Titagarh Assembly constituency was an assembly constituency in North 24 Parganas district in the Indian state of West Bengal.

==Overview==
As a consequence of the orders of the Delimitation Commission, while Barrackpur Assembly constituency comes into existence in 2011, Titagarh Assembly constituency ceases to exist from the same year.

Titagarh Assembly constituency was part of 15. Barrackpore (Lok Sabha constituency).

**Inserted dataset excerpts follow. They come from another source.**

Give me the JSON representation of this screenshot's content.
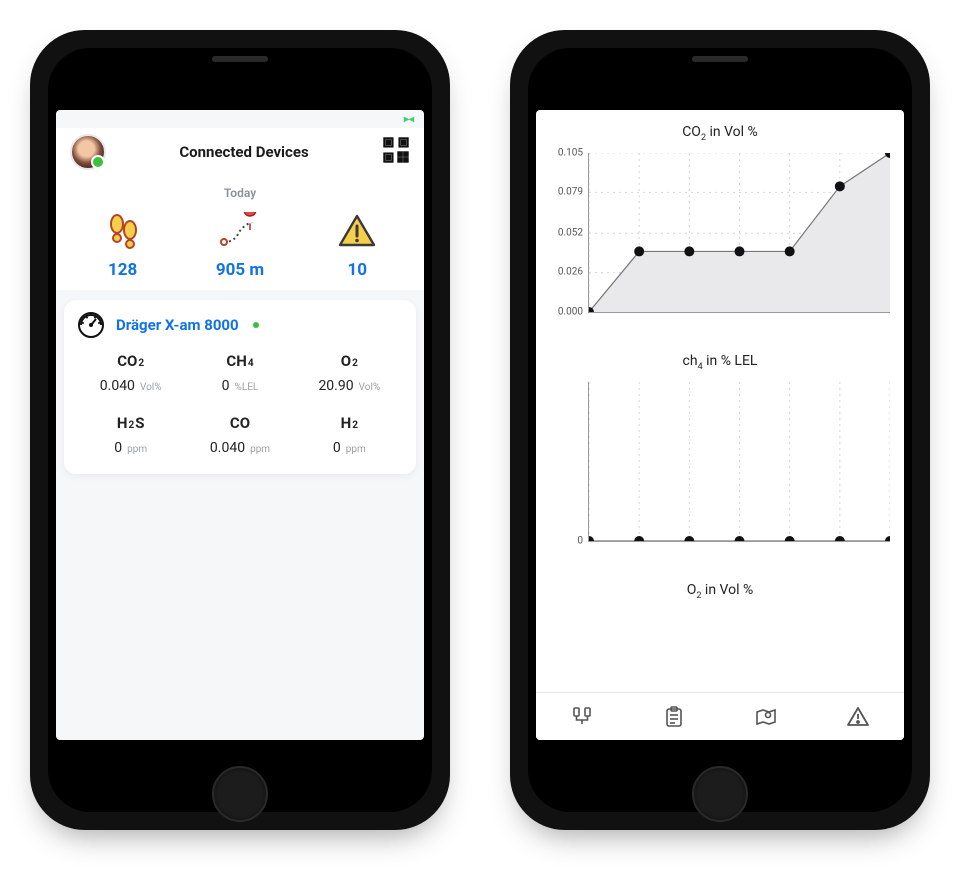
{
  "left": {
    "status": {
      "charging_indicator": "▸◂"
    },
    "header": {
      "title": "Connected Devices"
    },
    "today_label": "Today",
    "stats": {
      "steps": {
        "value": "128"
      },
      "distance": {
        "value": "905 m"
      },
      "alerts": {
        "value": "10"
      }
    },
    "device": {
      "name": "Dräger X-am 8000",
      "readings": [
        {
          "label": "CO",
          "sub": "2",
          "value": "0.040",
          "unit": "Vol%"
        },
        {
          "label": "CH",
          "sub": "4",
          "value": "0",
          "unit": "%LEL"
        },
        {
          "label": "O",
          "sub": "2",
          "value": "20.90",
          "unit": "Vol%"
        },
        {
          "label": "H",
          "sub": "2",
          "tail": "S",
          "value": "0",
          "unit": "ppm"
        },
        {
          "label": "CO",
          "sub": "",
          "value": "0.040",
          "unit": "ppm"
        },
        {
          "label": "H",
          "sub": "2",
          "value": "0",
          "unit": "ppm"
        }
      ]
    }
  },
  "right": {
    "chart1": {
      "title_pre": "CO",
      "title_sub": "2",
      "title_post": " in Vol %"
    },
    "chart2": {
      "title_pre": "ch",
      "title_sub": "4",
      "title_post": "  in % LEL"
    },
    "chart3": {
      "title_pre": "O",
      "title_sub": "2",
      "title_post": " in Vol %"
    }
  },
  "chart_data": [
    {
      "type": "line",
      "title": "CO₂ in Vol %",
      "y_ticks": [
        0.0,
        0.026,
        0.052,
        0.079,
        0.105
      ],
      "y_tick_labels": [
        "0.000",
        "0.026",
        "0.052",
        "0.079",
        "0.105"
      ],
      "ylim": [
        0,
        0.105
      ],
      "x": [
        0,
        1,
        2,
        3,
        4,
        5,
        6
      ],
      "values": [
        0.0,
        0.04,
        0.04,
        0.04,
        0.04,
        0.083,
        0.105
      ],
      "ylabel": "Vol %"
    },
    {
      "type": "line",
      "title": "ch₄ in % LEL",
      "y_ticks": [
        0
      ],
      "y_tick_labels": [
        "0"
      ],
      "ylim": [
        0,
        1
      ],
      "x": [
        0,
        1,
        2,
        3,
        4,
        5,
        6
      ],
      "values": [
        0,
        0,
        0,
        0,
        0,
        0,
        0
      ],
      "ylabel": "% LEL"
    },
    {
      "type": "line",
      "title": "O₂ in Vol %",
      "y_ticks": [],
      "y_tick_labels": [],
      "ylim": [
        0,
        25
      ],
      "x": [],
      "values": [],
      "ylabel": "Vol %"
    }
  ]
}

== Members of the Legislative Assembly ==

| Election Year | Name of M.L.A. | Party affiliation |
|---|---|---|
| 1951 | Krishna Kumar Shukla | Indian National Congress |
| 1957 | Krishna Kumar Shukla | Indian National Congress |
| 1962 | Krishna Kumar Shukla | Indian National Congress |
| 1967 | Krishna Kumar Shukla | Indian National Congress |
| 1969 | Mohammed Amin | Communist Party of India (Marxist) |
| 1971 | Mohammad Amin | Communist Party of India (Marxist) |
| 1972 | Mohammad Amin | Communist Party of India (Marxist) |
| 1977 | Mohammad Amin | Communist Party of India (Marxist) |
| 1982 | Ganga Prasad Shaw | Indian National Congress |
| 1987 | Ganga Prasad Shaw | Indian National Congress |
| 1991 | Dr. Pravin Kumar Shaw | Communist Party of India (Marxist) |
| 1996 | Dr. Pravin Kumar Shaw | Communist Party of India (Marxist) |
| 2001 | Dr. Pravin Kumar Shaw | Communist Party of India (Marxist) |
| 2006 | Dr. Pravin Kumar Shaw | Communist Party of India (Marxist) |

Note: For MLAs from the area in subsequent years see Barrackpore Assembly constituency

==Election results==
===1977–2006===
In the 2006, 2001, 1996 and 1991 state assembly elections Dr. Pravin Kumar Shaw of CPI(M) won the 133 Titagarh assembly seat defeating Meena Ghosh of Trinamool Congress in 2006, Ashok Shukla of Trinamool Congress in 2001 and Congress in 1996, and Ganga Prasad Saha of Congress in 1991. Ganga Prasad Show of Congress defeated Mohammed Amin of CPI (M) in 1987 and 1982. Mohammed Amin of CPI (M) defeated Ganga Prasad Shaw of Congress in 1977.

===1951–1972===
Mohammed Amin of CPI(M) won in 1972, 1971 and 1969. Krishna Kumar Shukla of Congress won in 1967, 1962, 1957 and in independent India’s first election in 1951.